Swiss Voting Patterns: Nonlinear Projection with t-SNE
On the Swiss map below, each municipality is shown with a color that represents its voting habits as obtained by a linear project through "t-distributed stochastic neighbour embedding" (t-SNE), from 1981 until today. Two municipalities with similar colors have similar voting habits, i.e., they are close to each other in the scatter plot. Observe for instance the differences between urban centers and rural areas, or between the different linguistic regions.
Explanation
On the scatter plot above, each municipality is shown by a dot. This representation is obtained directly from all the results to national-level referendum votes, using a dimensionality reduction technique called t-distributed stochastic neighbor embedding (t-SNE). On the Swiss map, the color of each municipality is directly determined by its position in the two-dimensional scatter plot.
In contrast to principal component analysis as used in the linear projection, t-SNE enables to capture nonlinear relationships present in the voting data.
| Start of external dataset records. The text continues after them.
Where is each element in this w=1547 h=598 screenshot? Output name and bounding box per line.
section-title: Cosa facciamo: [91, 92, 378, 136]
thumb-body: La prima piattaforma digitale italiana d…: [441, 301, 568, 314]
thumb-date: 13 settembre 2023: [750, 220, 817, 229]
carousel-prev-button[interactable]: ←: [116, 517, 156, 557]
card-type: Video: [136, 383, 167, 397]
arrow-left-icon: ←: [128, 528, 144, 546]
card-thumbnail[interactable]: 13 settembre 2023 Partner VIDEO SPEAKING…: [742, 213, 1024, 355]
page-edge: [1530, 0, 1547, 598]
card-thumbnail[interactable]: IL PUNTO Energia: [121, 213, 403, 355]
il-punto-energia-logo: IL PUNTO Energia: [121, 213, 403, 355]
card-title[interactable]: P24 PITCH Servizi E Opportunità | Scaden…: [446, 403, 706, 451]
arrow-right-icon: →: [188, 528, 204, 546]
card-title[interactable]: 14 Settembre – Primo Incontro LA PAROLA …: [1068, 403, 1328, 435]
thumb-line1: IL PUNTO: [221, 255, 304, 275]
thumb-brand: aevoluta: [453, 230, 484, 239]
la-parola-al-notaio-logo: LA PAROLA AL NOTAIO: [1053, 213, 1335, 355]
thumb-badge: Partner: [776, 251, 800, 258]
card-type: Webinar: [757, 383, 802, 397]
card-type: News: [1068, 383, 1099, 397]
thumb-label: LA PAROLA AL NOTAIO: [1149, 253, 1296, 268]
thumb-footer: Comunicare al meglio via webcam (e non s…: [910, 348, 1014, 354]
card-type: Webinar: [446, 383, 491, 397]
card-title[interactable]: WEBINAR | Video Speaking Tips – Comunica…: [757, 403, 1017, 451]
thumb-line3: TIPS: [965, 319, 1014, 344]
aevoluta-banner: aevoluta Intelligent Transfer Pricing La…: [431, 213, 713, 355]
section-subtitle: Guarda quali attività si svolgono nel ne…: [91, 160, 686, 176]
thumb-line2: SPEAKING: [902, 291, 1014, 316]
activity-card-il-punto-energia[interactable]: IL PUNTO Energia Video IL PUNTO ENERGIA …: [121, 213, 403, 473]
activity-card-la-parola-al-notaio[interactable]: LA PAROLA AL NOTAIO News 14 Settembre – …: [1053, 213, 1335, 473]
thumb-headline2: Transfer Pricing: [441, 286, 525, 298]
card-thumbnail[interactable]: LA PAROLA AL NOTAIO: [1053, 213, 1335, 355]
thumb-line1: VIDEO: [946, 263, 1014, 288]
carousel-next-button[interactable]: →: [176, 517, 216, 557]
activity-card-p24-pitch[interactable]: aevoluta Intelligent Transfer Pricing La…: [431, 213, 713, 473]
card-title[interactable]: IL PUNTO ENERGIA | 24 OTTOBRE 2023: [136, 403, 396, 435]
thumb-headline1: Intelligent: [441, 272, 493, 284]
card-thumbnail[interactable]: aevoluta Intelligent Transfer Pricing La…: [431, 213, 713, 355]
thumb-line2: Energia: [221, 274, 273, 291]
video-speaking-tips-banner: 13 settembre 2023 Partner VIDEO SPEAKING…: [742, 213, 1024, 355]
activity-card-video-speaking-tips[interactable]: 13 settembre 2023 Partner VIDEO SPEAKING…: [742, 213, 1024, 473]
Informally, it captures the relative similarity between municipalities in the data and it tries to keep these similarities in a two-dimensional space. Hence, it is potentially able to reveal more insights in two dimensions and generate the visualization above. However, it lacks the easy interpretability of individual axes.
In line with the principal component analysis, we observe a clustering in voting behavior by the language spoken in each municipality. However, even more remarkable, a finer sub-clustering by canton is also obtained. For example, spot the cluster corresponding to the canton of Bern: the German-speaking municipalities are located on right hand side of the plot and the French-speaking municipalities are located on the left hand side of the plot. First, municipalities of Bern are split by the language spoken and then grouped together within their cantonal sub-cluster. As also apparent in the principal component analysis, the canton of Wallis exhibits a unique voting behavior. It is isolated at the top of the plot, but it is still split according to the two spoken languages.